Democratic Sentinel, Volume 22, Number 37, Rensselaer, Jasper County, 24 September 1898 — The Bulldog a Good Dog. [ARTICLE]

The Bulldog a Good Dog.

No member of the canine family has been more persistently mal’gned than the bulldog. Writers who have no intimate knowledge of the dog and his attributes have described him as stupidly ferocious, and illustrators have pictured him as a sort of semi-wild beast, till the general public has come to look upon him as dangerous. “Give a dog a bad name,” is an old saw, and perhaps a true one, but when it is applied to the bulldog it is manifestly unjust.

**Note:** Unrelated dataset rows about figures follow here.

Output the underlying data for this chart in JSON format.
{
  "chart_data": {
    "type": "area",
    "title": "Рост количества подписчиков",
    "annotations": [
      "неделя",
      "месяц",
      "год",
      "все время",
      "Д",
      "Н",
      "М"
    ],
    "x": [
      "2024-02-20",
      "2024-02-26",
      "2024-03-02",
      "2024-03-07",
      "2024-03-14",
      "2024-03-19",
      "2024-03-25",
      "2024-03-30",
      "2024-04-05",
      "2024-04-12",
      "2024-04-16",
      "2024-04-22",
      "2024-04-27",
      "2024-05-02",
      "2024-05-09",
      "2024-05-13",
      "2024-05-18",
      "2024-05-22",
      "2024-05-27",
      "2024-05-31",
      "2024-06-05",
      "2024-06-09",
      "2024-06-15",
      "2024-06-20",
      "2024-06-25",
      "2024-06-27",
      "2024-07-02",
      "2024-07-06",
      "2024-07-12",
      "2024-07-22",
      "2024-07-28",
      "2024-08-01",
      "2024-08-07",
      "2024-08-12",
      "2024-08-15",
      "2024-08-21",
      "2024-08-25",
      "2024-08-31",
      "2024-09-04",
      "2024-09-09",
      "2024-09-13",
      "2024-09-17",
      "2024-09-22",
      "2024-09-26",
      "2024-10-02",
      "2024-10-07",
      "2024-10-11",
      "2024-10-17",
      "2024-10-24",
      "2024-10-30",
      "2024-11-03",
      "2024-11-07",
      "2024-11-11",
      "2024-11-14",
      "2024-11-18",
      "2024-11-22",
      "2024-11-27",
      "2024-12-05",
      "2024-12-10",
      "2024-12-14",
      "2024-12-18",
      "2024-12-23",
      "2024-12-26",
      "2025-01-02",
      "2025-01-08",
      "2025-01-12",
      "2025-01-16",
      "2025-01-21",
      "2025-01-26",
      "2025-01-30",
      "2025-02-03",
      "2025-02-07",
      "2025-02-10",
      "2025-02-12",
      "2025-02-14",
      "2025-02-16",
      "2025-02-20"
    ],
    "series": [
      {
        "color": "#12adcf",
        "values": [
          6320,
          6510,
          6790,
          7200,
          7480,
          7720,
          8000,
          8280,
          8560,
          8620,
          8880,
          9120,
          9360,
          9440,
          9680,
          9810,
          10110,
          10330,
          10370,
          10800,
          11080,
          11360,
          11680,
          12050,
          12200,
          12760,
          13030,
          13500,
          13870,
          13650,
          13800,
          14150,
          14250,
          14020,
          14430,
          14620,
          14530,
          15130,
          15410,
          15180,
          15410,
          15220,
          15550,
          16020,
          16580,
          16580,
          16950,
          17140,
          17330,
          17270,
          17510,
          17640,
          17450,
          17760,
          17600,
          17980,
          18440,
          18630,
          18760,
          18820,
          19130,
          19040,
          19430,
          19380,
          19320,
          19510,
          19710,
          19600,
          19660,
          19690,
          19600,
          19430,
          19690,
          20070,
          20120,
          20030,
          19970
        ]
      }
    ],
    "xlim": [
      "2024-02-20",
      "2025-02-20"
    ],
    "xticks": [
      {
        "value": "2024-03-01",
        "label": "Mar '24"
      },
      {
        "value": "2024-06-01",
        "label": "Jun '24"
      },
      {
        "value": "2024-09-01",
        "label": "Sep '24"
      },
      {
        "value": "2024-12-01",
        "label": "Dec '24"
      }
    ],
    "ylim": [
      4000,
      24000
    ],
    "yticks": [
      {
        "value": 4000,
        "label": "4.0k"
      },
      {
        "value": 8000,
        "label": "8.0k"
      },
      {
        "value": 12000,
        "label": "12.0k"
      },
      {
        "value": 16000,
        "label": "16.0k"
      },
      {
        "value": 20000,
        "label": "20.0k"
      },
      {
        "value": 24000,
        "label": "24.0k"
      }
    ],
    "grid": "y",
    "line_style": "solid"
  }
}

Writers, too, have fallen into grave error in claiming that the bulldog is deficient not only in affection but in Intelligence. No greater proof of the falsity of the latter could be given than was witnessed at the late Westminster Kennel Club’s dog show, when Col. Shults exhibited his trained dogs, with the bulldog Nick performing all sorts of wonderful feats, especially that of walking a tight rope, and when in the center of it, turning around and retracing his tfteps amid the applause of an admiring audience. Stonehenge, who is considered one of the greatest of canine scientists, claims that the bulldog’s brain is relatively larger than that of the spaniel, which dog is generally considered to be the most intelligent of the canine race, while the bulldog’s affection is never to be doubted.—Outing.